PUBLISHED : Saturday, 20 September, 2008, 12:00am
UPDATED : Saturday, 20 September, 2008, 12:00am

The government wants to develop Lau Fau Shan, the site of some of Hong Kong's earliest settlements, into a tourism and recreation spot.

The Planning Department yesterday commissioned an 18-month consultancy study, after which the public will be asked for its view on the direction development of the spot in the northwestern New Territories should take.

The department stressed that any changes should be compatible with the natural and cultural environments.

Famed for its seafood restaurants, Lau Fau Shan is recognised as an important part of Hong Kong's heritage because it is where some of the earliest settlers lived.

The landscape is defined by rocky outcrops, interspersed with villages and agricultural plots, and is connected with Tsim Bei Tsui, noted for its natural coastline.

The study brief prepared by the department covers 565 hectares and is divided into four areas: wetlands, seafood restaurants, the Deep Bay coast and large fish ponds.

The wetlands are mainly mature mangroves in Tsim Bei Tsui, providing an attractive habitat for birds. To promote eco-tourism, the study will explore the possibility of developing cycle tracks and walking trails around the wetland areas so that people can appreciate the natural scenery of the wetlands, recognised as of importance under the international Ramsar Convention.

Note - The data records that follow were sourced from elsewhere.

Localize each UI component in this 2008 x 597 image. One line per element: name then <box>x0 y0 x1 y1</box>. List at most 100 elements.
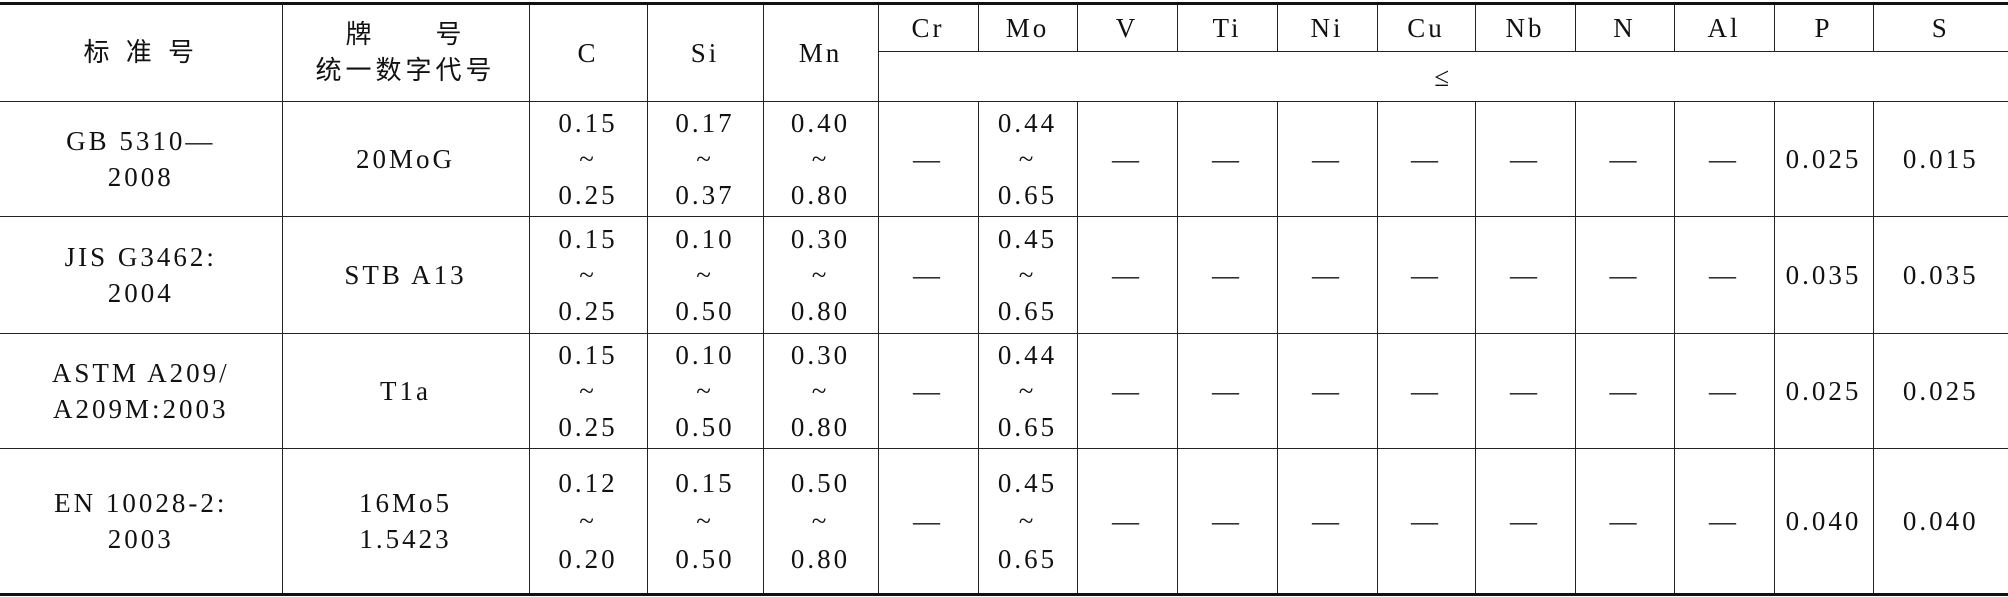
cell-line: 0.65 <box>997 296 1058 326</box>
value-cell: — <box>1376 101 1476 217</box>
cell-line: — <box>1709 376 1739 406</box>
value-cell: — <box>1076 448 1178 595</box>
cell-line: — <box>1510 506 1540 536</box>
grade-cell: STB A13 <box>281 216 530 334</box>
value-cell: — <box>1474 216 1576 334</box>
cell-line: 0.10 <box>675 340 735 370</box>
value-cell: 0.45 ~0.65 <box>977 216 1078 334</box>
cell-line: — <box>1609 144 1640 174</box>
cell-line: ~ <box>579 376 597 406</box>
standard-cell: GB 5310— 2008 <box>0 101 283 217</box>
cell-line: ~ <box>579 144 597 174</box>
cell-line: Cu <box>1407 13 1445 43</box>
value-cell: 0.15 ~0.25 <box>528 101 648 217</box>
value-cell: — <box>1673 333 1775 449</box>
cell-line: 牌 号 <box>345 20 466 50</box>
cell-line: ≤ <box>1434 61 1453 92</box>
cell-line: 0.035 <box>1902 260 1979 290</box>
value-cell: — <box>1673 216 1775 334</box>
data-row: GB 5310— 2008 20MoG 0.15 ~0.25 0.17 ~0.37 0.40 ~… <box>0 101 2008 217</box>
cell-line: ~ <box>1018 144 1037 174</box>
cell-line: 0.25 <box>558 412 618 442</box>
data-row: ASTM A209/A209M:2003 T1a 0.15 ~0.25 0.10 ~0.5… <box>0 333 2008 449</box>
value-cell: — <box>1376 216 1476 334</box>
standard-cell: JIS G3462: 2004 <box>0 216 283 334</box>
cell-line: 2004 <box>107 278 174 308</box>
value-cell: — <box>1176 216 1278 334</box>
cell-line: 标 准 号 <box>83 38 199 68</box>
cell-line: 0.20 <box>558 544 618 574</box>
value-cell: 0.30 ~0.80 <box>762 216 879 334</box>
header-row: 标 准 号 牌 号统一数字代号 C Si Mn Cr Mo V Ti Ni Cu Nb N Al P S <box>0 3 2008 102</box>
cell-line: 0.37 <box>675 180 735 210</box>
value-cell: — <box>1276 333 1378 449</box>
value-cell: 0.44 ~0.65 <box>977 333 1078 449</box>
header-cell: V <box>1076 3 1178 52</box>
cell-line: — <box>1709 144 1739 174</box>
value-cell: — <box>1673 101 1775 217</box>
header-cell: Si <box>646 3 764 102</box>
cell-line: 0.65 <box>997 544 1058 574</box>
data-row: JIS G3462: 2004 STB A13 0.15 ~0.25 0.10 ~0.50 0… <box>0 216 2008 334</box>
cell-line: 2008 <box>107 162 174 192</box>
cell-line: 0.30 <box>790 224 851 254</box>
header-cell: Cr <box>877 3 979 52</box>
cell-line: ~ <box>696 506 714 536</box>
header-cell: Nb <box>1474 3 1576 52</box>
value-cell: 0.10 ~0.50 <box>646 216 764 334</box>
cell-line: — <box>1510 260 1540 290</box>
value-cell: — <box>1076 101 1178 217</box>
value-cell: 0.15 ~0.25 <box>528 216 648 334</box>
cell-line: 0.50 <box>675 544 735 574</box>
header-cell: 标 准 号 <box>0 3 283 102</box>
value-cell: — <box>1276 216 1378 334</box>
value-cell: — <box>877 101 979 217</box>
cell-line: — <box>913 376 943 406</box>
cell-line: Al <box>1707 13 1741 43</box>
value-cell: — <box>1376 448 1476 595</box>
value-cell: 0.040 <box>1872 448 2008 595</box>
header-cell: S <box>1872 3 2008 52</box>
value-cell: — <box>1276 101 1378 217</box>
value-cell: — <box>1176 333 1278 449</box>
cell-line: ~ <box>696 144 714 174</box>
cell-line: Ti <box>1212 13 1242 43</box>
value-cell: 0.45 ~0.65 <box>977 448 1078 595</box>
cell-line: 1.5423 <box>359 524 452 554</box>
cell-line: — <box>1112 506 1142 536</box>
cell-line: 0.15 <box>558 224 618 254</box>
header-cell: Mn <box>762 3 879 102</box>
header-cell: Cu <box>1376 3 1476 52</box>
value-cell: 0.44 ~0.65 <box>977 101 1078 217</box>
cell-line: 0.80 <box>790 296 851 326</box>
cell-line: 0.025 <box>1785 376 1862 406</box>
cell-line: C <box>577 38 599 68</box>
header-cell: P <box>1773 3 1874 52</box>
cell-line: 统一数字代号 <box>315 56 496 86</box>
value-cell: — <box>1574 101 1675 217</box>
value-cell: — <box>1673 448 1775 595</box>
cell-line: 0.15 <box>558 340 618 370</box>
value-cell: 0.025 <box>1872 333 2008 449</box>
cell-line: T1a <box>380 376 431 406</box>
value-cell: 0.15 ~0.50 <box>646 448 764 595</box>
grade-cell: T1a <box>281 333 530 449</box>
cell-line: 0.035 <box>1785 260 1862 290</box>
cell-line: JIS G3462: <box>64 242 217 272</box>
cell-line: ~ <box>811 376 830 406</box>
header-cell: Al <box>1673 3 1775 52</box>
cell-line: ~ <box>696 376 714 406</box>
cell-line: — <box>1411 144 1441 174</box>
cell-line: 2003 <box>107 524 174 554</box>
cell-line: 0.040 <box>1902 506 1979 536</box>
value-cell: 0.025 <box>1773 333 1874 449</box>
cell-line: — <box>1411 260 1441 290</box>
value-cell: 0.10 ~0.50 <box>646 333 764 449</box>
value-cell: 0.025 <box>1773 101 1874 217</box>
value-cell: — <box>1474 101 1576 217</box>
cell-line: — <box>1212 260 1242 290</box>
header-cell: N <box>1574 3 1675 52</box>
cell-line: 0.12 <box>558 468 618 498</box>
cell-line: — <box>1609 506 1640 536</box>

The infrastructure could also be improved to avoid traffic congestion during weekends and public holidays, encouraging more people to dine at the hub of seafood restaurants, the department said.

Lau Fau Shan was famous for oyster farming before pollution by industrial activities in neighbouring Shenzhen.

A viewpoint with parking space and a widened road are also recommended for enjoying the Deep Bay coastline, seen as a distinctive natural asset for the area.

The consultancy will also study the possibility of opening up a few large fish ponds and neighbouring areas.